Social science scholarship has flourished in Portugal since the Revolution of 1974, as specialists there have looked into many unexplored aspects of their society. Readers needing sociological analyses in English will profit from the survey edited by Lawrence S. Graham and Douglas L. Wheeler, In Search of Modern Portugal, and the one edited by Lawrence S. Graham and Harry M. Makler, Contemporary Portugal. Economic and social data are also found in the historical surveys Contemporary Portugal by Richard Alan Hodgson Robinson and Portugal: A Twentieth Century Interpretation by Tom Gallagher.

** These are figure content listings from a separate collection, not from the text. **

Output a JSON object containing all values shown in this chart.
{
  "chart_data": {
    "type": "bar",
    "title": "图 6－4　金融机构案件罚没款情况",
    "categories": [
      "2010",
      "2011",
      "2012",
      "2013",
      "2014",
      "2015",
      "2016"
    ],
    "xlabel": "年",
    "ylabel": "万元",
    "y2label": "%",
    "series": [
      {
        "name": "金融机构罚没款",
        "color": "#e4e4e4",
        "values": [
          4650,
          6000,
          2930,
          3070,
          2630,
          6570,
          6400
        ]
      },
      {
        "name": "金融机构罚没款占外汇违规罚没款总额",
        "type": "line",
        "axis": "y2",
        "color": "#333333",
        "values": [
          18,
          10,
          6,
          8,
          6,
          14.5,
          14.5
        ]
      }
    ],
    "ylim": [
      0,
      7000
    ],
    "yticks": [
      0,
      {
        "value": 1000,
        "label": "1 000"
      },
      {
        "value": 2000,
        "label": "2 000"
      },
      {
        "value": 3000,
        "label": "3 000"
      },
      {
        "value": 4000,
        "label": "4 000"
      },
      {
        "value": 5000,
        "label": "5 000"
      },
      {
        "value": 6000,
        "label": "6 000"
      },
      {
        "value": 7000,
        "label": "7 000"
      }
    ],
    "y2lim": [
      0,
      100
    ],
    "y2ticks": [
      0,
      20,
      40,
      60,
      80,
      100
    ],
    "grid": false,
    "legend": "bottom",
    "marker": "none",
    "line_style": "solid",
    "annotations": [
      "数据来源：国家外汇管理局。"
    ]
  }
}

Among the best political-sociological studies are Nancy Bermeo's The Revolution Within the Revolution, which deals with revolution in the countryside, and Caroline Brettel's Men Who Migrate, Women Who Wait, an excellent study of Portuguese emigration. Thomas C. Bruneau, Victor M.P. Da Rosa, and Alex Macleod provide much useful information in their Portugal in Development. Rainer Eisfeld's "Portugal and Western Europe," in Portugal in the 1980s, edited by Kenneth Maxwell, is also helpful. Finally, Marion Kaplan's 1991 book, The Portuguese: The Land and its People, although not aimed at a scholarly audience, is often highly informative about contemporary Portuguese society. (For further information and complete citations, see Bibliography.)